Once a thriving industrial village, High Westwood is now much reduced in size and amenities. There was a railway station on the Derwent Valley line from 1904 to 1942.

The village is now surrounded by countryside and the old railway line part of a country walkway. Nearby oak woodland still has deer and glades of bluebells, but the red squirrels vanished in the 2000s. Barn owls and tawny owls are common, along with a wide range of smaller birds.

The site of the former Westwood County Junior Mixed and Infant School is now a housing complex, where the houses are named after one of the rows of colliery houses demolished in the early 1970s. There is also a row of six surviving bungalows. The school was built in 1879 and there was a centenary celebration held in 1979, but it was closed in about 2003 with too few pupils.

The village still has a cricket pitch that is used regularly, but the football pitch and the other sports and leisure amenities are overgrown.

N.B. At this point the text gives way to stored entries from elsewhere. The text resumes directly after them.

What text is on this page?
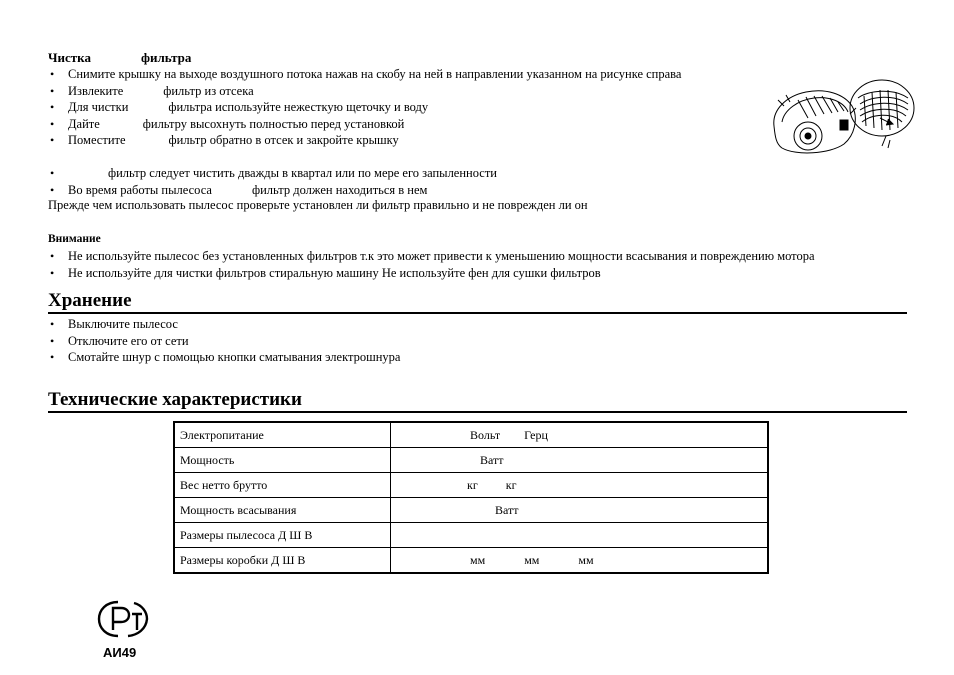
Чистка	фильтра
• Снимите крышку на выходе воздушного потока нажав на скобу на ней в направлении указанном на рисунке справа
• Извлеките	фильтр из отсека
• Для чистки	фильтра используйте нежесткую щеточку и воду
• Дайте	фильтру высохнуть полностью перед установкой
• Поместите	фильтр обратно в отсек и закройте крышку
• фильтр следует чистить дважды в квартал или по мере его запыленности
• Во время работы пылесоса	фильтр должен находиться в нем
Прежде чем использовать пылесос проверьте установлен ли фильтр правильно и не поврежден ли он
Внимание
• Не используйте пылесос без установленных фильтров т.к это может привести к уменьшению мощности всасывания и повреждению мотора
• Не используйте для чистки фильтров стиральную машину Не используйте фен для сушки фильтров
Хранение
• Выключите пылесос
• Отключите его от сети
• Смотайте шнур с помощью кнопки сматывания электрошнура
Технические характеристики
Электропитание	Вольт Герц
Мощность	Ватт
Вес нетто брутто	кг кг
Мощность всасывания	Ватт
Размеры пылесоса Д Ш В	
Размеры коробки Д Ш В	мм мм мм
АИ49
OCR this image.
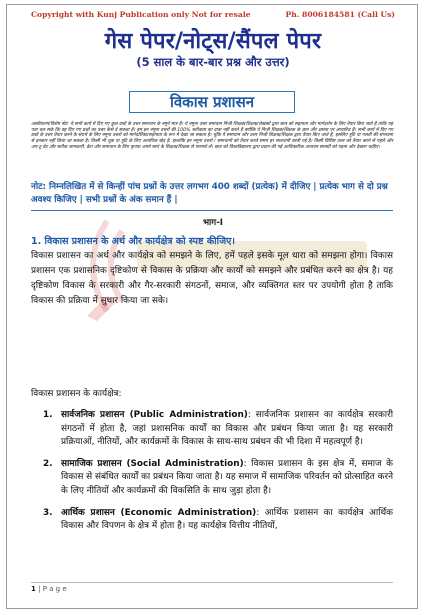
Copyright with Kunj Publication only Not for resale	Ph. 8006184581 (Call Us)
गेस पेपर/नोट्स/सैंपल पेपर
(5 साल के बार-बार प्रश्न और उत्तर)
विकास प्रशासन
अस्वीकरण/विशेष नोट: ये सभी कार्य में दिए गए कुल प्रश्नों के उत्तर समाधान के नमूने मात्र हैं। ये नमूना उत्तर समाधान निजी शिक्षक/शिक्षक/लेखकों द्वारा छात्र को सहायता और मार्गदर्शन के लिए तैयार किए जाते हैं ताकि यह पता चल सके कि वह दिए गए प्रश्नों का उत्तर कैसे दे सकता है। हम इन नमूना उत्तरों की 100% सटीकता का दावा नहीं करते हैं क्योंकि ये निजी शिक्षक/शिक्षक के ज्ञान और क्षमता पर आधारित हैं। सभी कार्य में दिए गए प्रश्नों के उत्तर तैयार करने के संदर्भ के लिए नमूना उत्तरों को मार्गदर्शिका/सहायता के रूप में देखा जा सकता है। चूंकि ये समाधान और उत्तर निजी शिक्षक/शिक्षक द्वारा तैयार किए जाते हैं, इसलिए त्रुटि या गलती की संभावना से इनकार नहीं किया जा सकता है। किसी भी चूक या त्रुटि के लिए अत्यधिक खेद है, हालांकि इन नमूना उत्तरों / समाधानों को तैयार करते समय हर सावधानी बरती गई है। किसी विशिष्ट उत्तर को तैयार करने से पहले और अप-टू-डेट और सटीक जानकारी, डेटा और समाधान के लिए कृपया अपने स्वयं के शिक्षक/शिक्षक से परामर्श लें। छात्र को विश्वविद्यालय द्वारा प्रदान की गई आधिकारिक अध्ययन सामग्री को पढ़ना और देखना चाहिए।
नोट: निम्नलिखित में से किन्हीं पांच प्रश्नों के उत्तर लगभग 400 शब्दों (प्रत्येक) में दीजिए | प्रत्येक भाग से दो प्रश्न अवश्य किजिए | सभी प्रश्नों के अंक समान हैं |
भाग-I
1. विकास प्रशासन के अर्थ और कार्यक्षेत्र को स्पष्ट कीजिए।
विकास प्रशासन का अर्थ और कार्यक्षेत्र को समझने के लिए, हमें पहले इसके मूल धारा को समझना होगा। विकास प्रशासन एक प्रशासनिक दृष्टिकोण से विकास के प्रक्रिया और कार्यों को समझने और प्रबंधित करने का क्षेत्र है। यह दृष्टिकोण विकास के सरकारी और गैर-सरकारी संगठनों, समाज, और व्यक्तिगत स्तर पर उपयोगी होता है ताकि विकास की प्रक्रिया में सुधार किया जा सके।
विकास प्रशासन के कार्यक्षेत्र:
1. सार्वजनिक प्रशासन (Public Administration): सार्वजनिक प्रशासन का कार्यक्षेत्र सरकारी संगठनों में होता है, जहां प्रशासनिक कार्यों का विकास और प्रबंधन किया जाता है। यह सरकारी प्रक्रियाओं, नीतियों, और कार्यक्रमों के विकास के साथ-साथ प्रबंधन की भी दिशा में महत्वपूर्ण है।
2. सामाजिक प्रशासन (Social Administration): विकास प्रशासन के इस क्षेत्र में, समाज के विकास से संबंधित कार्यों का प्रबंधन किया जाता है। यह समाज में सामाजिक परिवर्तन को प्रोत्साहित करने के लिए नीतियों और कार्यक्रमों की विकसिति के साथ जुड़ा होता है।
3. आर्थिक प्रशासन (Economic Administration): आर्थिक प्रशासन का कार्यक्षेत्र आर्थिक विकास और विपणन के क्षेत्र में होता है। यह कार्यक्षेत्र वित्तीय नीतियों,
1 | P a g e
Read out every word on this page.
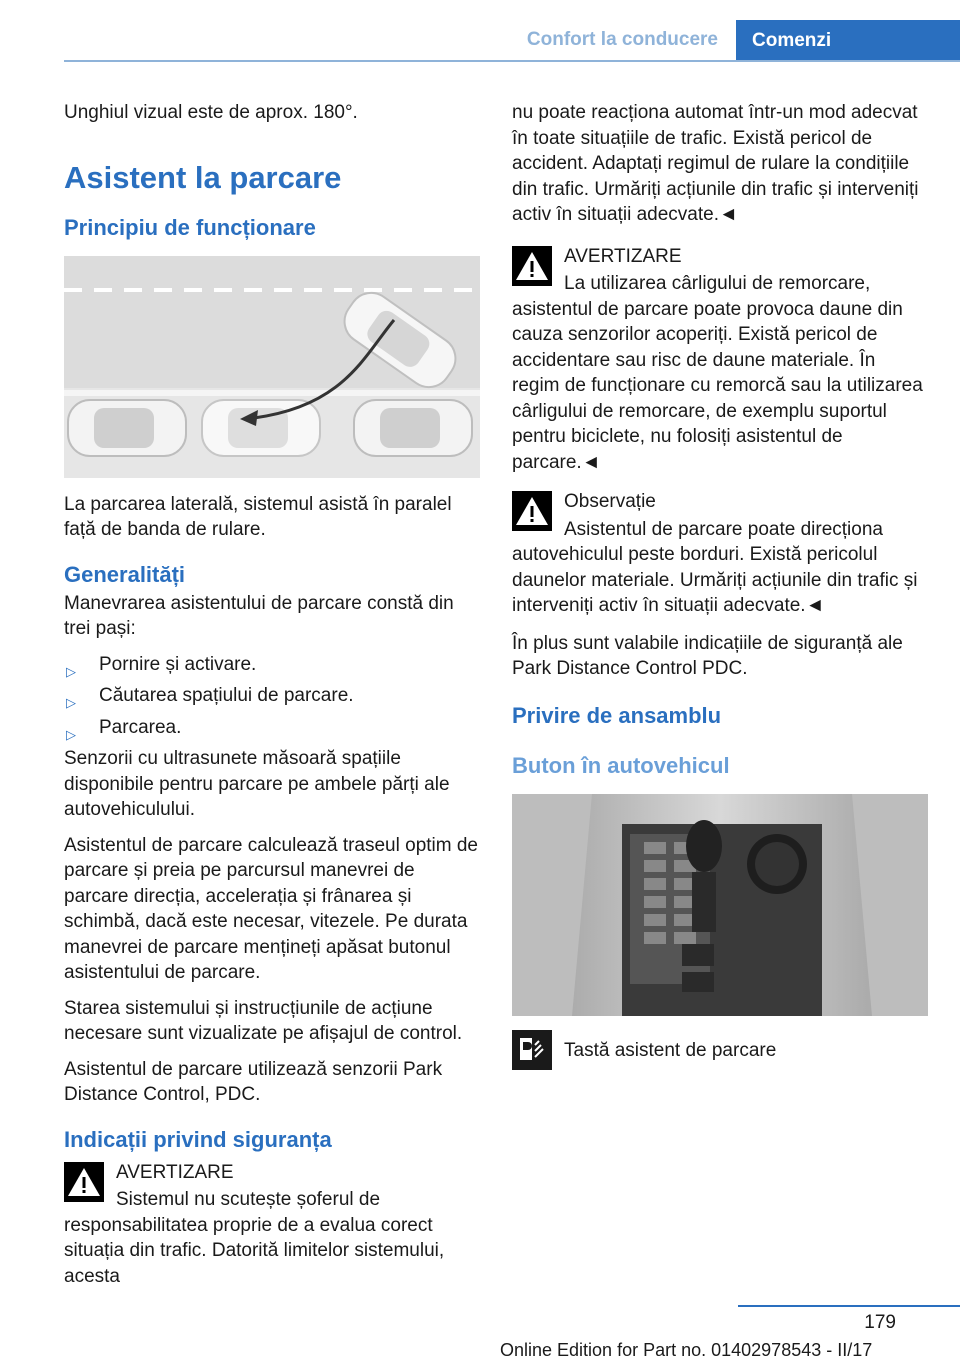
Confort la conducere	Comenzi

Unghiul vizual este de aprox. 180°.

Asistent la parcare
Principiu de funcționare

La parcarea laterală, sistemul asistă în paralel față de banda de rulare.

Generalități

Manevrarea asistentului de parcare constă din trei pași:

▷ Pornire și activare.
▷ Căutarea spațiului de parcare.
▷ Parcarea.

Senzorii cu ultrasunete măsoară spațiile disponibile pentru parcare pe ambele părți ale autovehiculului.

Asistentul de parcare calculează traseul optim de parcare și preia pe parcursul manevrei de parcare direcția, accelerația și frânarea și schimbă, dacă este necesar, vitezele. Pe durata manevrei de parcare mențineți apăsat butonul asistentului de parcare.

Starea sistemului și instrucțiunile de acțiune necesare sunt vizualizate pe afișajul de control.

Asistentul de parcare utilizează senzorii Park Distance Control, PDC.

Indicații privind siguranța
AVERTIZARE
Sistemul nu scutește șoferul de responsabilitatea proprie de a evalua corect situația din trafic. Datorită limitelor sistemului, acesta

nu poate reacționa automat într-un mod adecvat în toate situațiile de trafic. Există pericol de accident. Adaptați regimul de rulare la condițiile din trafic. Urmăriți acțiunile din trafic și interveniți activ în situații adecvate.◄

AVERTIZARE
La utilizarea cârligului de remorcare, asistentul de parcare poate provoca daune din cauza senzorilor acoperiți. Există pericol de accidentare sau risc de daune materiale. În regim de funcționare cu remorcă sau la utilizarea cârligului de remorcare, de exemplu suportul pentru biciclete, nu folosiți asistentul de parcare.◄
Observație
Asistentul de parcare poate direcționa autovehiculul peste borduri. Există pericolul daunelor materiale. Urmăriți acțiunile din trafic și interveniți activ în situații adecvate.◄

În plus sunt valabile indicațiile de siguranță ale Park Distance Control PDC.

Privire de ansamblu
Buton în autovehicul

Tastă asistent de parcare

179
Online Edition for Part no. 01402978543 - II/17
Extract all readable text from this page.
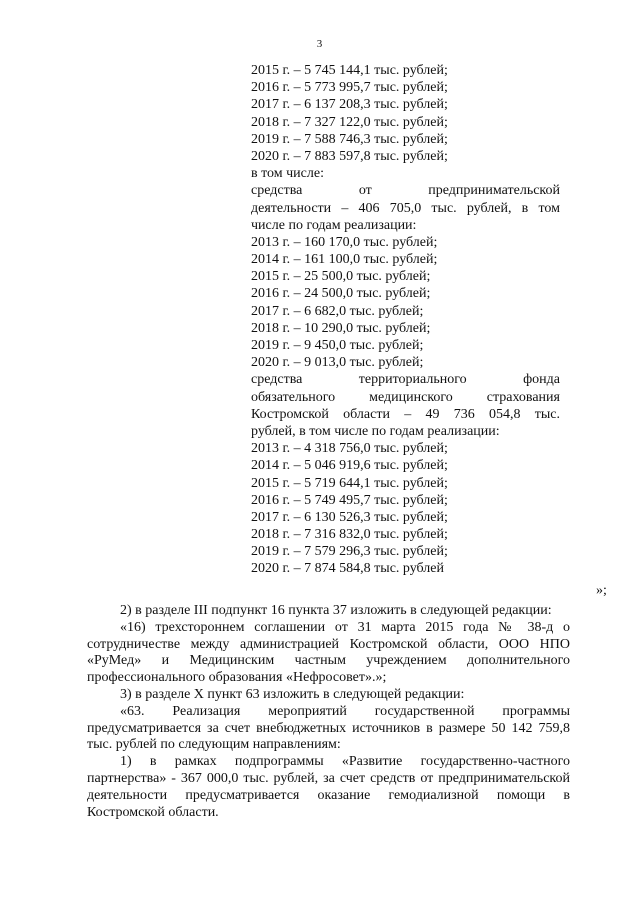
3
2015 г. – 5 745 144,1 тыс. рублей;
2016 г. – 5 773 995,7 тыс. рублей;
2017 г. – 6 137 208,3 тыс. рублей;
2018 г. – 7 327 122,0 тыс. рублей;
2019 г. – 7 588 746,3 тыс. рублей;
2020 г. – 7 883 597,8 тыс. рублей;
в том числе:
средства от предпринимательской
деятельности – 406 705,0 тыс. рублей, в том
числе по годам реализации:
2013 г. – 160 170,0 тыс. рублей;
2014 г. – 161 100,0 тыс. рублей;
2015 г. – 25 500,0 тыс. рублей;
2016 г. – 24 500,0 тыс. рублей;
2017 г. – 6 682,0 тыс. рублей;
2018 г. – 10 290,0 тыс. рублей;
2019 г. – 9 450,0 тыс. рублей;
2020 г. – 9 013,0 тыс. рублей;
средства территориального фонда
обязательного медицинского страхования
Костромской области – 49 736 054,8 тыс.
рублей, в том числе по годам реализации:
2013 г. – 4 318 756,0 тыс. рублей;
2014 г. – 5 046 919,6 тыс. рублей;
2015 г. – 5 719 644,1 тыс. рублей;
2016 г. – 5 749 495,7 тыс. рублей;
2017 г. – 6 130 526,3 тыс. рублей;
2018 г. – 7 316 832,0 тыс. рублей;
2019 г. – 7 579 296,3 тыс. рублей;
2020 г. – 7 874 584,8 тыс. рублей
»;

2) в разделе III подпункт 16 пункта 37 изложить в следующей редакции:

«16) трехстороннем соглашении от 31 марта 2015 года № 38-д о сотрудничестве между администрацией Костромской области, ООО НПО «РуМед» и Медицинским частным учреждением дополнительного профессионального образования «Нефросовет».»;

3) в разделе Х пункт 63 изложить в следующей редакции:

«63. Реализация мероприятий государственной программы предусматривается за счет внебюджетных источников в размере 50 142 759,8 тыс. рублей по следующим направлениям:

1) в рамках подпрограммы «Развитие государственно-частного партнерства» - 367 000,0 тыс. рублей, за счет средств от предпринимательской деятельности предусматривается оказание гемодиализной помощи в Костромской области.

On the 5 July 2016, planning permission was passed for a substantial commercial livery stable to be built in front of the village houses (ref Durham County Council planning portal) despite strong objections from the village and the risk posed by increased traffic on single track roads with no passing places and blind corners. The objectors' hopes then rested a Coal Authority subsidence report on the stability of the land. It was alleged that no member of the planning committee had ever been to High Westwood.Eight years later it is still unfinished!